Seen any ‘alien’ contractors? The truth is out there somewhere as our first contractor helps us learn. A new direction has a corporate contractor seeking to take one step back, before moving forward into the future just in case…
Q: When the CSLB approves licensure for an individual have they also determined that the person is not an illegal alien? The reason that I’m asking is a company that we may work with is asking us to represent and warrant that our independent contractors are not illegal aliens. Therefore, we thought that if the CSLB licensure process confirm legal residency that we wouldn’t have to worry about that (at least for our licensed contractors).
A: No, while the CSLB does require that you disclose your Social Security Number or Individual Taxpayer Identification Number, they do not verify if the applicant is an illegal US resident.
Q: I’ve been a California “B” (General Building) Contractor for the past 11 years, or rather, I have been the Qualifier for my corporation. I recently took a full time position working for a business that utilizes my trades skills but I don’t require a license. I am closing the corporation by the end of this year to avoid paying future state corporate fees, income tax fees, etc. From what I can tell, this will also terminate my connection with the corporate license. While my new position is going well, I want to keep an active license ‘just in case’ or if side work pops up. Do I have to reapply for a new license? How long do I have before having to go through the full requalification process? I am thinking a ‘sole proprietor’ would be the least expensive, lowest maintenance license to maintain with just a bond requirement.

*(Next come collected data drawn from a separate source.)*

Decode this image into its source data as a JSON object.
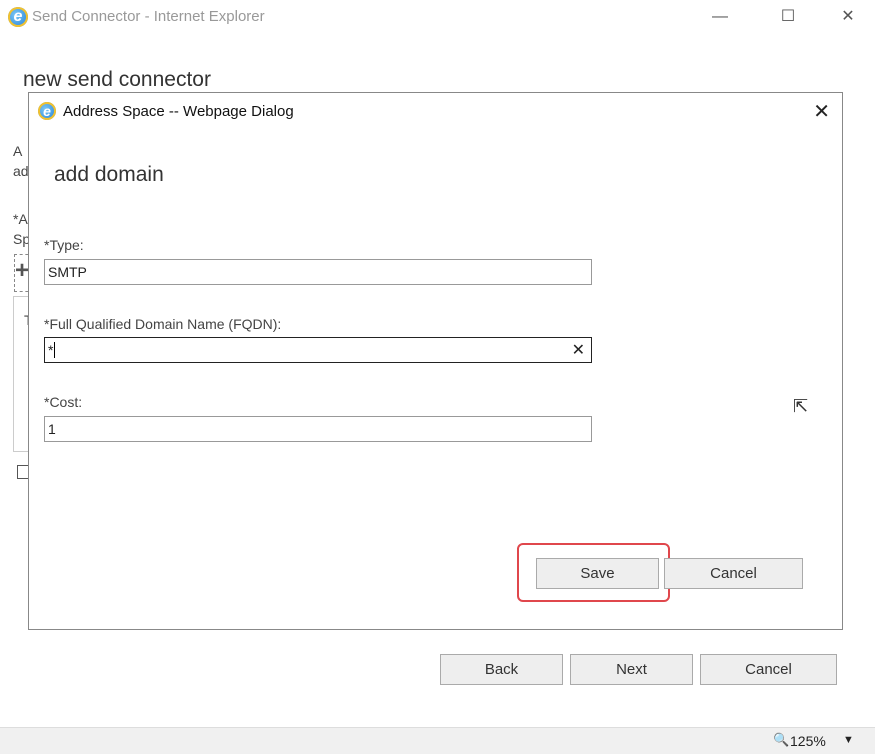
{
  "window": {
    "title": "Send Connector - Internet Explorer",
    "icon": "ie-icon",
    "controls": [
      "minimize",
      "maximize",
      "close"
    ]
  },
  "background_page": {
    "title": "new send connector",
    "fragments": [
      "A",
      "ad",
      "*A",
      "Sp",
      "T"
    ],
    "buttons": {
      "back": "Back",
      "next": "Next",
      "cancel": "Cancel"
    }
  },
  "dialog": {
    "title": "Address Space -- Webpage Dialog",
    "heading": "add domain",
    "fields": [
      {
        "label": "*Type:",
        "value": "SMTP"
      },
      {
        "label": "*Full Qualified Domain Name (FQDN):",
        "value": "*"
      },
      {
        "label": "*Cost:",
        "value": "1"
      }
    ],
    "save": "Save",
    "cancel": "Cancel",
    "highlight_color": "#e0474c"
  },
  "statusbar": {
    "zoom": "125%"
  }
}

A: Congratulations on your new position! You are correct that once you dissolve the corporation, you are unable to contract with that corporate license. Since you are closing the corporation, yes, you would need to re-apply for a new license. Keep in mind that you have five years from the time you Disassociate from one license to apply for another without needing to re-test. If you don’t intend on using the license and only keeping it ‘just in case’, you may want to obtain a Sole Proprietor license and request it be issued inactive. In that case you wouldn’t even need to obtain a Bond. Inactive CA Contractor’s Licenses do not require a Bond or insurance requirements. Good luck on your new venture!
Important Contractor Update!
On January 1, 2016, bond amounts for Contractor’s Bonds are increasing from $12,500 to $15,000. Make sure you get your new Bond or cash deposit in place before the first of the year or you run the risk of license suspension!
Bonds for Qualifying Individuals who own less than 10% will remain at $12,500.